Financial institutions and taxpayers: mandating liquidation 'as expeditious as practicable' could force asset sales at unfavorable prices, lowering recoveries and potentially disrupting financial markets.
Taxpayers: transferring Federal Reserve liabilities (including retiree benefits and other obligations) to the Treasury could raise federal liabilities and put pressure on public budgets or taxpayers.
Based on analysis of 2 sections of legislative text.
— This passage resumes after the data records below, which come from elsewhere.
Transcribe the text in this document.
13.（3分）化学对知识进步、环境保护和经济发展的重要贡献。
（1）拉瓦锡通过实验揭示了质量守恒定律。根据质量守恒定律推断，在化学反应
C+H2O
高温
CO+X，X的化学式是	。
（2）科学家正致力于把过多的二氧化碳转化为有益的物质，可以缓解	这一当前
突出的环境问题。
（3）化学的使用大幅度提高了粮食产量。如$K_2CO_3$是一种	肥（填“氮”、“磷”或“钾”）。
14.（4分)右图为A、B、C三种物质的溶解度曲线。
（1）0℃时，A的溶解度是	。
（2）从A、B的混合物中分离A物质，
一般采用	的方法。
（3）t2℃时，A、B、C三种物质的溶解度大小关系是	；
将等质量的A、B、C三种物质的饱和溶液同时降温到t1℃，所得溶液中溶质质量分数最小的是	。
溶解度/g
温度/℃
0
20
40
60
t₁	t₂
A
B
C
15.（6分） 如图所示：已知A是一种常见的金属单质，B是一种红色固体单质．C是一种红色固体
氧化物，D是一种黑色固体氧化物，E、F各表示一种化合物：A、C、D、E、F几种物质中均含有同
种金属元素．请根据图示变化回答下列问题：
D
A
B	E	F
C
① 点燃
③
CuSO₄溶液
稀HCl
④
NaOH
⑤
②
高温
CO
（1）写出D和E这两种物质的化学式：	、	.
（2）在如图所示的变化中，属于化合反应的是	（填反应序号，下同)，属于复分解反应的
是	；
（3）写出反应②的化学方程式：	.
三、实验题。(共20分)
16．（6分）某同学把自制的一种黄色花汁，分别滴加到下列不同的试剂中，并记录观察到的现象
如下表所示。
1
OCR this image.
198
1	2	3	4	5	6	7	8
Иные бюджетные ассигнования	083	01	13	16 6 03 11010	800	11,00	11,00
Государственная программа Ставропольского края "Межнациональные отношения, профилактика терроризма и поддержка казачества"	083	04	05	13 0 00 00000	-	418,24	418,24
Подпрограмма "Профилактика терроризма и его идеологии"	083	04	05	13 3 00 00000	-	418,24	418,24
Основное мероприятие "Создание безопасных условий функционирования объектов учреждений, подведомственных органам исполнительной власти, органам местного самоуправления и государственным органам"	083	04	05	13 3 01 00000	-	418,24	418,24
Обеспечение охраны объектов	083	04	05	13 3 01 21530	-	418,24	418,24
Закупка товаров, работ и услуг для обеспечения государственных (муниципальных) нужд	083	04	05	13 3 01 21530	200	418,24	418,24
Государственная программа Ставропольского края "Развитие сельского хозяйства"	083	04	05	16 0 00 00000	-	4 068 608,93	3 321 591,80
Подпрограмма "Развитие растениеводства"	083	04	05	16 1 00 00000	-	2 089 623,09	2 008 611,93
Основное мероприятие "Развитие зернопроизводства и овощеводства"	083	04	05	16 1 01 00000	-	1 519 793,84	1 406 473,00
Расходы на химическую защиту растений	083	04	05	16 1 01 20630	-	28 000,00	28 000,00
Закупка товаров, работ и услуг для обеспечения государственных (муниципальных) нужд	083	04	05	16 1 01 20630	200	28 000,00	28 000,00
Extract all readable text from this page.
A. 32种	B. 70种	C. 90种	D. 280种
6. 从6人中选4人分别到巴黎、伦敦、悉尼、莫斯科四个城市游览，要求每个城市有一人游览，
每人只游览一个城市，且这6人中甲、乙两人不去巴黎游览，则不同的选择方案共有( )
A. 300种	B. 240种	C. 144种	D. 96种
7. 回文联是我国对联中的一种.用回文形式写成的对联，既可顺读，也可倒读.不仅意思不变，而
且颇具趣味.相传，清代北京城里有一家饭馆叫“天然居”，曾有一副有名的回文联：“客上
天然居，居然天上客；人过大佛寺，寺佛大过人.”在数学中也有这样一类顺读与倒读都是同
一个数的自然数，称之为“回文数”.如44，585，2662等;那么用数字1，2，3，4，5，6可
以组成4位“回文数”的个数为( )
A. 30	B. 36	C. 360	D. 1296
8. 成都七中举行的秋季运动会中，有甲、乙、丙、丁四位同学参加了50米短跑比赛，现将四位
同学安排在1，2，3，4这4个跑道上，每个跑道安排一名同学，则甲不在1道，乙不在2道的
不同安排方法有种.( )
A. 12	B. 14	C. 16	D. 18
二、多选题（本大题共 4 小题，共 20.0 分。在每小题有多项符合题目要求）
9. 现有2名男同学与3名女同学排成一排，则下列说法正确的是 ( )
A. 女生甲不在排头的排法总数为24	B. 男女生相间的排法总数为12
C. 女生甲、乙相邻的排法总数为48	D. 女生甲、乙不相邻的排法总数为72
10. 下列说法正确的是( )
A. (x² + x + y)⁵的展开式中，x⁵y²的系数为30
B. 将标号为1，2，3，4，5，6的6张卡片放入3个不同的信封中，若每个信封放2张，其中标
Introduced March 5, 2025 by Mike Lee · Last progress March 5, 2025
Abolishes the Board of Governors of the Federal Reserve System and every Federal Reserve Bank, with those institutions ending at the close of one year after enactment. During that one-year wind‑down the Chair of the Board manages staffing, pay, benefits, and assets/liabilities to wrap up affairs, and the Office of Management and Budget must liquidate all Board and Reserve Bank assets to maximize returns to the Treasury. All accepted claims and redemption of Federal Reserve bank stock are paid from liquidation proceeds; remaining net proceeds are transferred to the Treasury’s General Fund. Any outstanding liabilities at abolishment — including retirement and employee benefits — become liabilities of the Secretary of the Treasury and are to be paid from amounts deposited in the General Fund (those deposited amounts are appropriated for that purpose). A joint report to Congress on implementation and unresolved matters is due 18 months after enactment.